Mechanisms of protein-carbohydrate recognition attract a lot of interest due to their roles in various cellular processes and metabolism disorders. We have performed a large-scale analysis of protein structures solved in complex with glucose, galactose and their substituted analogues. We found that, on average, sugar molecules establish five hydrogen bonds (HBs) in the binding site, including one to three HBs with bridging water molecules.
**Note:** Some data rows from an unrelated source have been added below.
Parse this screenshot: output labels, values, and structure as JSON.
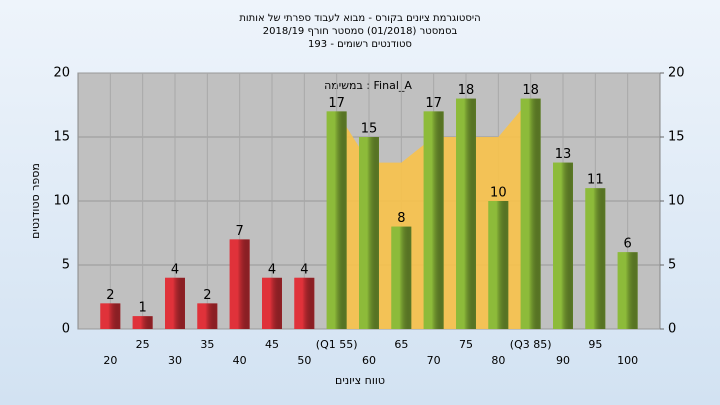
{
  "chart_data": {
    "type": "bar",
    "title": "היסטוגרמת ציונים בקורס - מבוא לעבוד ספרתי של אותות",
    "subtitle": "בסמסטר (01/2018) סמסטר חורף 2018/19",
    "subtitle2": "193 - סטודנטים רשומים",
    "annotation": "במשימה : Final_A",
    "x_label": "טווח ציונים",
    "y_label": "מספר סטודנטים",
    "categories": [
      "20",
      "25",
      "30",
      "35",
      "40",
      "45",
      "50",
      "(Q1 55)",
      "60",
      "65",
      "70",
      "75",
      "80",
      "(Q3 85)",
      "90",
      "95",
      "100"
    ],
    "values": [
      2,
      1,
      4,
      2,
      7,
      4,
      4,
      17,
      15,
      8,
      17,
      18,
      10,
      18,
      13,
      11,
      6
    ],
    "colors": [
      "#e0323a",
      "#e0323a",
      "#e0323a",
      "#e0323a",
      "#e0323a",
      "#e0323a",
      "#e0323a",
      "#8dbb3a",
      "#8dbb3a",
      "#8dbb3a",
      "#8dbb3a",
      "#8dbb3a",
      "#8dbb3a",
      "#8dbb3a",
      "#8dbb3a",
      "#8dbb3a",
      "#8dbb3a"
    ],
    "area_values": [
      null,
      null,
      null,
      null,
      null,
      null,
      null,
      17,
      13,
      13,
      15,
      15,
      15,
      18,
      null,
      null,
      null
    ],
    "area_color": "#f8c24a",
    "ylim": [
      0,
      20
    ],
    "yticks": [
      0,
      5,
      10,
      15,
      20
    ],
    "y2lim": [
      0,
      20
    ],
    "y2ticks": [
      0,
      5,
      10,
      15,
      20
    ],
    "grid": true
  }
}
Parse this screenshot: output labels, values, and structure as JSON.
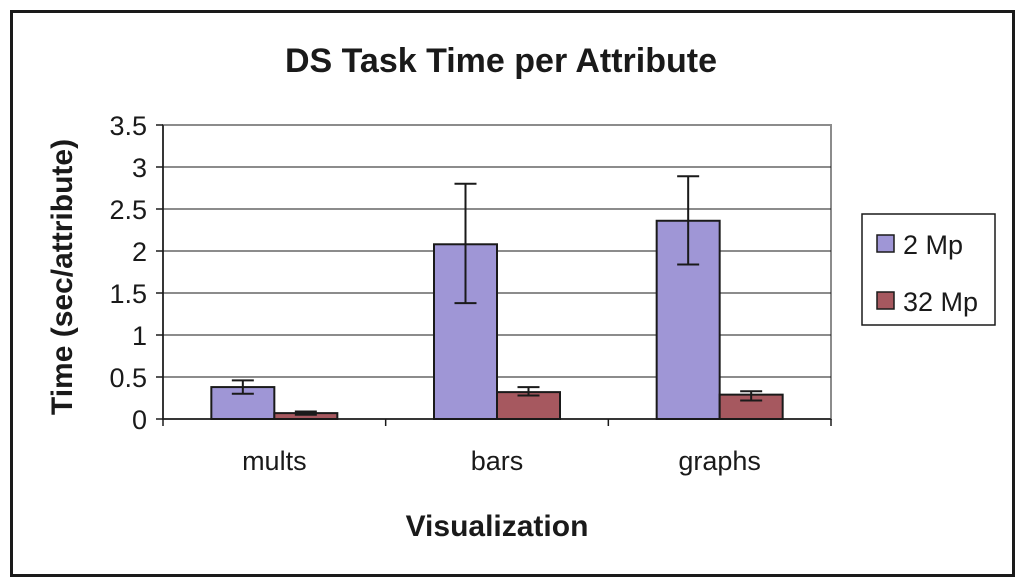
{
  "chart_data": {
    "type": "bar",
    "title": "DS Task Time per Attribute",
    "xlabel": "Visualization",
    "ylabel": "Time (sec/attribute)",
    "categories": [
      "mults",
      "bars",
      "graphs"
    ],
    "ylim": [
      0,
      3.5
    ],
    "yticks": [
      "0",
      "0.5",
      "1",
      "1.5",
      "2",
      "2.5",
      "3",
      "3.5"
    ],
    "grid": true,
    "legend_position": "right",
    "series": [
      {
        "name": "2 Mp",
        "color": "#9f96d6",
        "values": [
          0.38,
          2.08,
          2.36
        ],
        "error_low": [
          0.3,
          1.38,
          1.84
        ],
        "error_high": [
          0.46,
          2.8,
          2.89
        ]
      },
      {
        "name": "32 Mp",
        "color": "#a6585f",
        "values": [
          0.07,
          0.32,
          0.29
        ],
        "error_low": [
          0.05,
          0.28,
          0.22
        ],
        "error_high": [
          0.09,
          0.38,
          0.33
        ]
      }
    ]
  }
}
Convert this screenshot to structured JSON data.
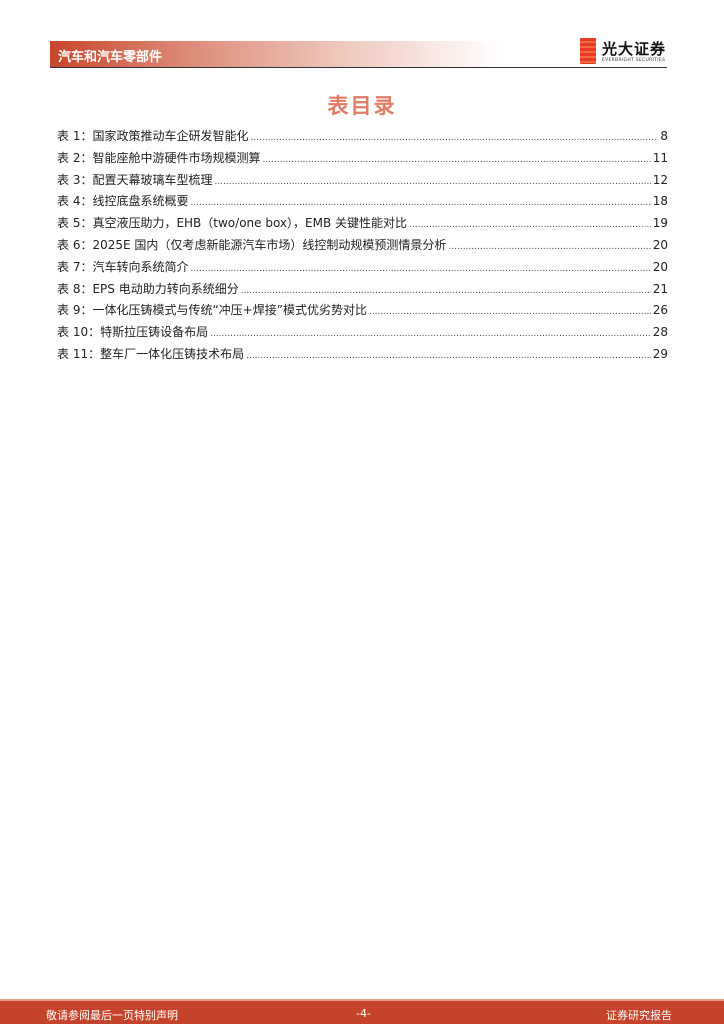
{
  "header": {
    "section": "汽车和汽车零部件",
    "logo_cn": "光大证券",
    "logo_en": "EVERBRIGHT SECURITIES"
  },
  "title": "表目录",
  "toc": [
    {
      "label": "表 1：国家政策推动车企研发智能化",
      "page": "8"
    },
    {
      "label": "表 2：智能座舱中游硬件市场规模测算",
      "page": "11"
    },
    {
      "label": "表 3：配置天幕玻璃车型梳理",
      "page": "12"
    },
    {
      "label": "表 4：线控底盘系统概要",
      "page": "18"
    },
    {
      "label": "表 5：真空液压助力，EHB（two/one box），EMB 关键性能对比",
      "page": "19"
    },
    {
      "label": "表 6：2025E 国内（仅考虑新能源汽车市场）线控制动规模预测情景分析",
      "page": "20"
    },
    {
      "label": "表 7：汽车转向系统简介",
      "page": "20"
    },
    {
      "label": "表 8：EPS 电动助力转向系统细分",
      "page": "21"
    },
    {
      "label": "表 9：一体化压铸模式与传统“冲压+焊接”模式优劣势对比",
      "page": "26"
    },
    {
      "label": "表 10：特斯拉压铸设备布局",
      "page": "28"
    },
    {
      "label": "表 11：整车厂一体化压铸技术布局",
      "page": "29"
    }
  ],
  "footer": {
    "left": "敬请参阅最后一页特别声明",
    "center": "-4-",
    "right": "证券研究报告"
  },
  "colors": {
    "accent": "#c4432a",
    "title": "#e07b65"
  }
}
The free energy contribution of bridging and direct HBs was estimated using the free energy perturbation (FEP+) methodology for mono- and disaccharides that bind to l-ABP, ttGBP, TrmB, hGalectin-1 and hGalectin-3. We show that removing hydroxy groups that are engaged in direct HBs with the charged groups of Asp, Arg and Glu residues, protein backbone amide or buried water dramatically decreases binding affinity. In contrast, all solvent-exposed hydroxy groups and hydroxy groups engaged in HBs with the solvent-exposed bridging water molecules contribute weakly to binding affinity and so can be replaced to optimize ligand potency. Finally, we rationalize an effect of binding site water replacement on the binding affinity to l-ABP.